Wie sich die Nutzung der Wasserkraft auswirkt, wollen Forscher vom Lehrstuhl für Aquatische Systembiologie an der TU München und das Landesamt für Umwelt herausfinden. Aus diesem Grund begannen sie mit einem Monitoring an ausgewählten Anlagen, welche die Wasserkraft zur Gewinnung von Energie nutzen.

In Baiersdorf-Wellerstadt steht seit 90 Jahren ein Wasserkraftwerk an der Regnitz, das in den vergangenen Jahren nicht nur aufwendig saniert wurde, sondern auch eine Fischpassage für 240 000 Euro erhielt. Heribert Spitzhorn, der für die Stadtwerke Erlangen als Betreiber anwesend war, veranlasste dies zur Aussage: "Dafür kann man eine Menge Fisch kaufen."

So wurde beispielsweise der Rechen vor dem Kraftwerk ausgetauscht und hat jetzt nur noch anderthalb statt wie bisher vier Zentimeter Stababstand. Da passen wesentlich weniger Fische durch.
Die Bewegungen der Fische werden per Ultraschall überwacht und auf einem Monitor angezeigt. Deutlich sind die Aale zu sehen, die diesem Rechen ausweichen und über eine Fischpassage in den unteren Flussabschnitt kommen.


Sind Verletzungen erkennbar?

Wasserkraftwerke wirkten sich nicht nur auf die Fische, sondern auch auf die Fließgeschwindigkeit des Gewässers und den Transport der Sedimente aus, erklärte Claus Kumutat, Präsident des Landesamtes für Umwelt in Bayern.
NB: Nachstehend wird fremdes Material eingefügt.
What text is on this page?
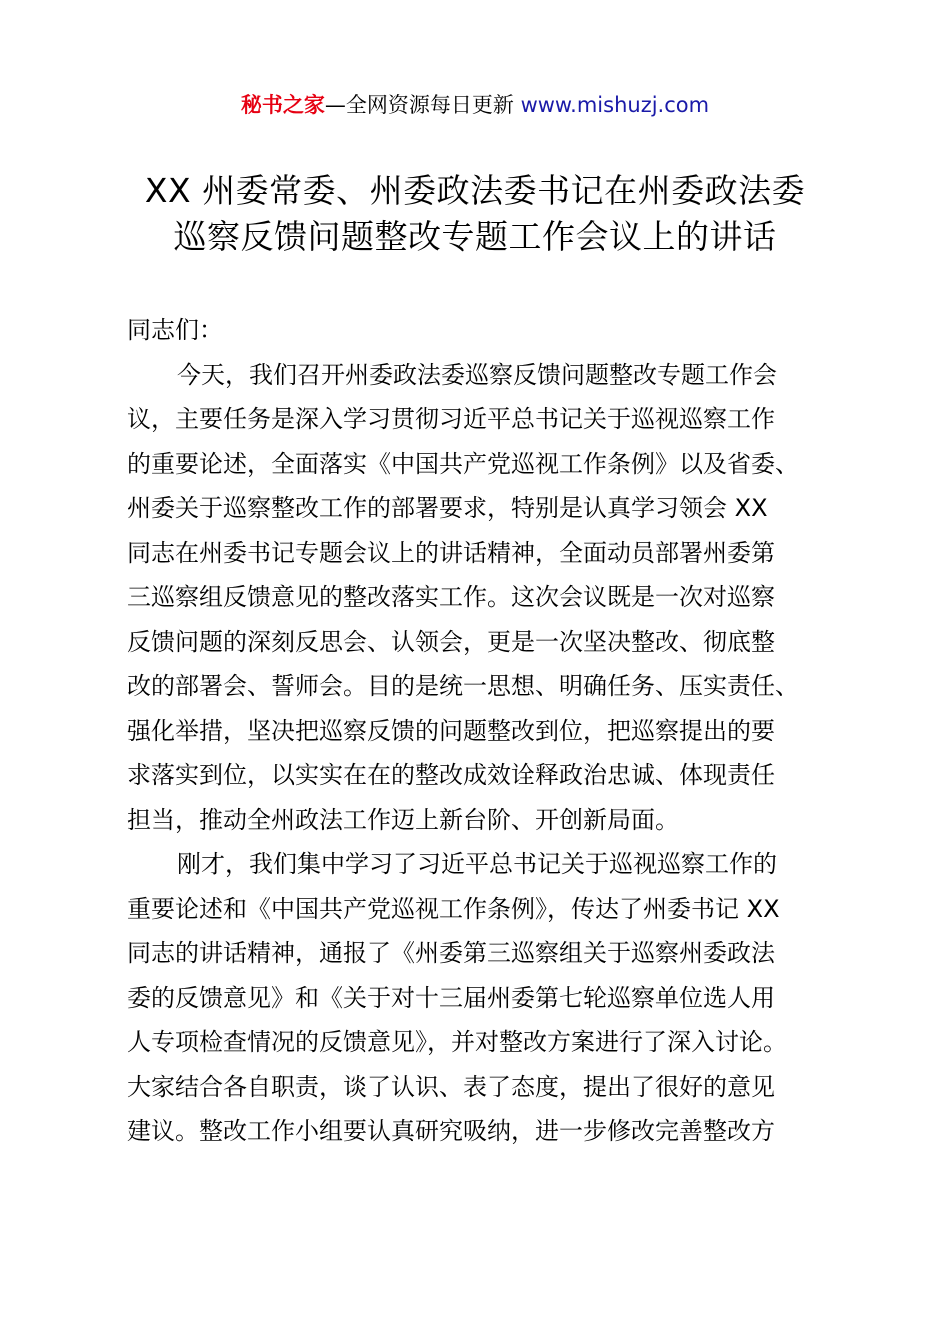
秘书之家—全网资源每日更新 www.mishuzj.com
XX 州委常委、州委政法委书记在州委政法委
巡察反馈问题整改专题工作会议上的讲话
同志们：
今天，我们召开州委政法委巡察反馈问题整改专题工作会
议，主要任务是深入学习贯彻习近平总书记关于巡视巡察工作
的重要论述，全面落实《中国共产党巡视工作条例》以及省委、
州委关于巡察整改工作的部署要求，特别是认真学习领会 XX
同志在州委书记专题会议上的讲话精神，全面动员部署州委第
三巡察组反馈意见的整改落实工作。这次会议既是一次对巡察
反馈问题的深刻反思会、认领会，更是一次坚决整改、彻底整
改的部署会、誓师会。目的是统一思想、明确任务、压实责任、
强化举措，坚决把巡察反馈的问题整改到位，把巡察提出的要
求落实到位，以实实在在的整改成效诠释政治忠诚、体现责任
担当，推动全州政法工作迈上新台阶、开创新局面。
刚才，我们集中学习了习近平总书记关于巡视巡察工作的
重要论述和《中国共产党巡视工作条例》，传达了州委书记 XX
同志的讲话精神，通报了《州委第三巡察组关于巡察州委政法
委的反馈意见》和《关于对十三届州委第七轮巡察单位选人用
人专项检查情况的反馈意见》，并对整改方案进行了深入讨论。
大家结合各自职责，谈了认识、表了态度，提出了很好的意见
建议。整改工作小组要认真研究吸纳，进一步修改完善整改方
Für die Untersuchung werden die Tiere in Netzen hinter den Kraftwerksturbinen gefangen und für 72 Stunden in Hälterungen verfrachtet. Erst dann lässt sich klar erkennen, ob die Fische durch die Turbinenpassage geschädigt wurden.

Da im Moment die Aale in der Regnitz wandern, sind diese die bevorzugten Untersuchungsobjekte. Für zwei Wochen sind Studenten in Schichten eingeteilt, weil auch nachts die Netze entleert und kontrolliert werden müssen.

Finden sie tote Fische in der Hälterung, wird nachgeforscht, woran die Flossentiere gestorben sind. "Wirbelbrüche sind beispielsweise äußerlich nicht sichtbar", erklärte Professor Jürgen Geist, Leiter des Lehrstuhls, der mit der Studie beauftragt wurde. Aber nicht nur die Fische können durch die Energiegewinnung an Flüssen beeinträchtigt werden.


Fakten für Argumente

Sinn des Monitorings: Nur wenn es aussagekräftige Fakten gibt, können Gegner und Befürworter von Wasserkraftwerken miteinander ins Gespräch kommen. "Wir versachlichen die Diskussion durch objektiv nachprüfbare Methoden und Fakten", betonte Professor Geist die Wichtigkeit der Untersuchungen. Um stichhaltige Werte für den Fischschutz und das Fließkontinuum zu bekommen, werden unterschiedliche Kraftwerke untersucht. Das Wasserkraftwerk in Baiersdorf ist dabei eines der konventionellen.

Auch die Fischer wollten die Nutzung der umweltfreundlichen Wasserkraft nicht verhindern, betonte Fritz Loscher-Frühwald, Präsident des Fischereiverbandes Mittelfranken. Doch wo die Wasserkraft genutzt werde, sollte alles so ökologisch und fischverträglich wie möglich geschehen.